Bir arkadaşım, “Hergün ne pişiriyorsun? Organik sebze bulmak çok zor” dediğinde, “Organik olması için çaba harcamıyorum” demiştim. Tarımın olmadığı bir ülkede yaşarken, organik tarım nereden bulunabilir ki? Kabak dolmasından, erişteli yeşil mercimeğine; etli pilavından, yoğurtlu yayla çorbasına kadar bizim yediğimiz çoğu yemeğin bebek versiyonunu yedi oğlum. Hatta kendimize yemek yapmadığım ama ona hergün değişik menü hazırladığım çok zaman oldu. Sadece patlıcanla tanışmadı, onu da seneye bıraktık… Bunun yanında okuyunca çoğu anne-babanın, “Aaa!” diyeceğini duygusal olarak hissettiğim fastfood ürünlerinden de minik ısırıklarla tadımlık yediğini itiraf ediyorum.

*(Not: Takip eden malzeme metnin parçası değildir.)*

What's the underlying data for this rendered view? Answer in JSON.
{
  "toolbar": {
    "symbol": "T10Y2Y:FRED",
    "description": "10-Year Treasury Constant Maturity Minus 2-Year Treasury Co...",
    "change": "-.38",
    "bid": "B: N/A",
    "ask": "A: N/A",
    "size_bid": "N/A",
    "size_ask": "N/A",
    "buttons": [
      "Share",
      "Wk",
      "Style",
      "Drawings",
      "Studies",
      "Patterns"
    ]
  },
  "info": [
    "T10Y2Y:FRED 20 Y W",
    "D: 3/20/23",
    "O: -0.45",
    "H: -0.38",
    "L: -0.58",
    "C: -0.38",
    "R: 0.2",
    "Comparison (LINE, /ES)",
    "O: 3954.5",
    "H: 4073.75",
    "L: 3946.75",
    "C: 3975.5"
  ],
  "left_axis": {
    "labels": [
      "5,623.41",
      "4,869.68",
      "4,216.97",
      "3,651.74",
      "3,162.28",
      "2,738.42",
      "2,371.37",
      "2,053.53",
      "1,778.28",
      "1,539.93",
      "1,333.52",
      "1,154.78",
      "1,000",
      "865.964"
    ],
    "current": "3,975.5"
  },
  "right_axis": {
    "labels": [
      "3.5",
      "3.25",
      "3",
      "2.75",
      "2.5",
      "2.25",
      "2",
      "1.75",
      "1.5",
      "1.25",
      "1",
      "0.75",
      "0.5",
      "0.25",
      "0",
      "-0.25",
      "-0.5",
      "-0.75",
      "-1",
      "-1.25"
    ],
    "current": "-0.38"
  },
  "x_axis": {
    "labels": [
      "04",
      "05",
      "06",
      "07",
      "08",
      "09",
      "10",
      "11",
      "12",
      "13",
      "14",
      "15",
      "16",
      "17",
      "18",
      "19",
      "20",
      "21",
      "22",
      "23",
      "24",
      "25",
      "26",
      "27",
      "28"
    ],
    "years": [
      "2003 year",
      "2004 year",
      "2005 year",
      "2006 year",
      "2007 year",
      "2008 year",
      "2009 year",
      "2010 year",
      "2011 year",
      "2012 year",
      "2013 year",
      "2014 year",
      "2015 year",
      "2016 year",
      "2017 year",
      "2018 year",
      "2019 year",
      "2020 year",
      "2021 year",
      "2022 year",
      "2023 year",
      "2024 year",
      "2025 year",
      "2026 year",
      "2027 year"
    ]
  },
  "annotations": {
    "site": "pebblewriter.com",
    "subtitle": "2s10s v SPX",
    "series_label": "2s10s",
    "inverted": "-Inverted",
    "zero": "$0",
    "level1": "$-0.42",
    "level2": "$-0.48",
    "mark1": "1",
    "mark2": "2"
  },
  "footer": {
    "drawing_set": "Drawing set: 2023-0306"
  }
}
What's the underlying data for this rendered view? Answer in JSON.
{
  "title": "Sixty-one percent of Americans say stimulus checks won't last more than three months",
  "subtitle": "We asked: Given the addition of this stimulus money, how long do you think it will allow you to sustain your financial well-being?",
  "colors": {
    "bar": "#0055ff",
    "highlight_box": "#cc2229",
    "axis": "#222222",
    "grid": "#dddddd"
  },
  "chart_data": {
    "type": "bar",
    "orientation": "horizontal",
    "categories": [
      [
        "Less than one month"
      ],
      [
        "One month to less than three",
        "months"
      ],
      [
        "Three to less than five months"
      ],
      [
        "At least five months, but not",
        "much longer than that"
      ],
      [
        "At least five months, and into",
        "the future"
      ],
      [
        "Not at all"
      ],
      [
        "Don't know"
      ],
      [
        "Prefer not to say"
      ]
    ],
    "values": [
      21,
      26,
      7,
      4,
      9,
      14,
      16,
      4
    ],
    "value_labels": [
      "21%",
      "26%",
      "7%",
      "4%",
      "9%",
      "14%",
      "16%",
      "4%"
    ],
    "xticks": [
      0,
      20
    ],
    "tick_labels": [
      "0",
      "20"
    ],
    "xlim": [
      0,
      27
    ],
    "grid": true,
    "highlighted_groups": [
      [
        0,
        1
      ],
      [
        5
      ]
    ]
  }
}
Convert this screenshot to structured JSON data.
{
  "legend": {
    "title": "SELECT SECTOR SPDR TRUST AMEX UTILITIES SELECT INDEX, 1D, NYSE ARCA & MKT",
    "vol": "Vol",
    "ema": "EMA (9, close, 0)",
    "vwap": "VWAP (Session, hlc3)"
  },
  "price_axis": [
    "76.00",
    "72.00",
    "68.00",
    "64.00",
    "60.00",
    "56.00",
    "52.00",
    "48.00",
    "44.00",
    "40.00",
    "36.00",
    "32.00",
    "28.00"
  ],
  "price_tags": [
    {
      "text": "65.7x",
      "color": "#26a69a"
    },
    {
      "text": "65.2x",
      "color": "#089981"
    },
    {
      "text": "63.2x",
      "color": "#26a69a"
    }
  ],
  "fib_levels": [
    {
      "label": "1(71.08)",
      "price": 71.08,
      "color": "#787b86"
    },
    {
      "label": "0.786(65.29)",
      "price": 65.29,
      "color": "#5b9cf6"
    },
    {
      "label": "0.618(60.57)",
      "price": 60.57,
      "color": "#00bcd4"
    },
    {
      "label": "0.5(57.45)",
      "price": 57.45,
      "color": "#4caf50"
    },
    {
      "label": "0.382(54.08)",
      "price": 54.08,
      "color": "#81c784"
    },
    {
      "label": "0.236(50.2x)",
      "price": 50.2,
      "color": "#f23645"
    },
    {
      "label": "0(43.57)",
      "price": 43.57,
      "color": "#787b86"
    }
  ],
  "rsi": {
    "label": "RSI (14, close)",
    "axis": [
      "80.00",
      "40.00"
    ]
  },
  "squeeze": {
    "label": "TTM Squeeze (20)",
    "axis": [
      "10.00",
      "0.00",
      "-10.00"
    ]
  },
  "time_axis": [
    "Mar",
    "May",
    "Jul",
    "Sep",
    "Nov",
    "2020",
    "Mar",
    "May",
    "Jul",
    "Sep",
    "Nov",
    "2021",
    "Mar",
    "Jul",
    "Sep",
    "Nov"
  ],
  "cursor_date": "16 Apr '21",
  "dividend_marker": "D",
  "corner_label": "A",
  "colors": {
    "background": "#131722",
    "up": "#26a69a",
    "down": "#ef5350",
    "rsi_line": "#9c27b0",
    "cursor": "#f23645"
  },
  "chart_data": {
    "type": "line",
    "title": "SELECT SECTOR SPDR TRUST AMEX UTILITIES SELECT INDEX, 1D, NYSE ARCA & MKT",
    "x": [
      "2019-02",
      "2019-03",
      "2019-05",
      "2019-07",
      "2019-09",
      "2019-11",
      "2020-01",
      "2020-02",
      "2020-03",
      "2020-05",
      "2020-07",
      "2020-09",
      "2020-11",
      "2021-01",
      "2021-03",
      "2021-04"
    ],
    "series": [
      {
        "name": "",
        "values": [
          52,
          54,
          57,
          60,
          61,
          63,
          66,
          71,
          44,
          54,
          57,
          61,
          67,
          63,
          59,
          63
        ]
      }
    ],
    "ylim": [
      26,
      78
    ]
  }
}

Organik beslemeyen, üstelikte fastfood gibi çok sağlıksız yiyeceklerle tanıştıran kötü bir anne miyim? Yoksa bağışıklık sistemini günümüz gerçekleriyle abartmadan tanıştıran sizden biri mi ?
Buna hala ben de cevap bulamadım…
Oyuncak konusunda, mutfak malzemelerinin plastik dünyası evimizdeki hazineymiş! Bir spatula, top fırlatan renkli oyuncaktan ya da bir mandal, diş kaşıma için satılan dişliklerden daha kurtarıcıymış.
Konuşamadığı için her şeyi eliyle gösterip, “Ih ıh” diyen oğluma, sabır ve sevgiyle, “Bu bardak senin için büyük ve tehlikeli”, “Çamaşır makinasını kapatalım elin sıkışabilir”, “Burası senin odan değil, hadi çıkalım” gibi cümleler kurarak, yasakların, hayırların önüne geçmeye çalışıyorum.
Bazen kısa cümlelerin yetersiz kaldığı durumlarda oğlumun gözlerinin içine bakıp, “Kızıcam ama” dedikten hemen sonra gülümseyen bebeğime kızmak ne mümkün. Öyle zamanlarda pes ediyorum.
Yürümeye başladıktan sonra fark ettim. Bebek dünyası için ne çok tehlike var evlerimizde. O mobilya köşeleri, taş duvarlar, parkesiz yer döşemeleri, halılar bile yeterli kalınlıkta değil sanki…
Eyvah! Büyümesini dört gözle beklediğimiz bebek büyüdü; büyümeye de devam ediyor. Kol kanat gerdikçe onun alanını daraltmamak için ilk yaştan başladım, “Koruyucu ol ama kolladığını belli etme” felsefeme…
Hepimizin bebeği , özel-değerli… Benim doğrularım senin için yanlış, abartılı ya da senin kuralların bana göre ters, gereksiz…
Onlar da bizim gibi: Farklı! Kimi kova, kimi balık, kimi yengeç… Adı Ege, adı İpek, adı Deniz… Büyüdükçe beni de büyüttün bebek!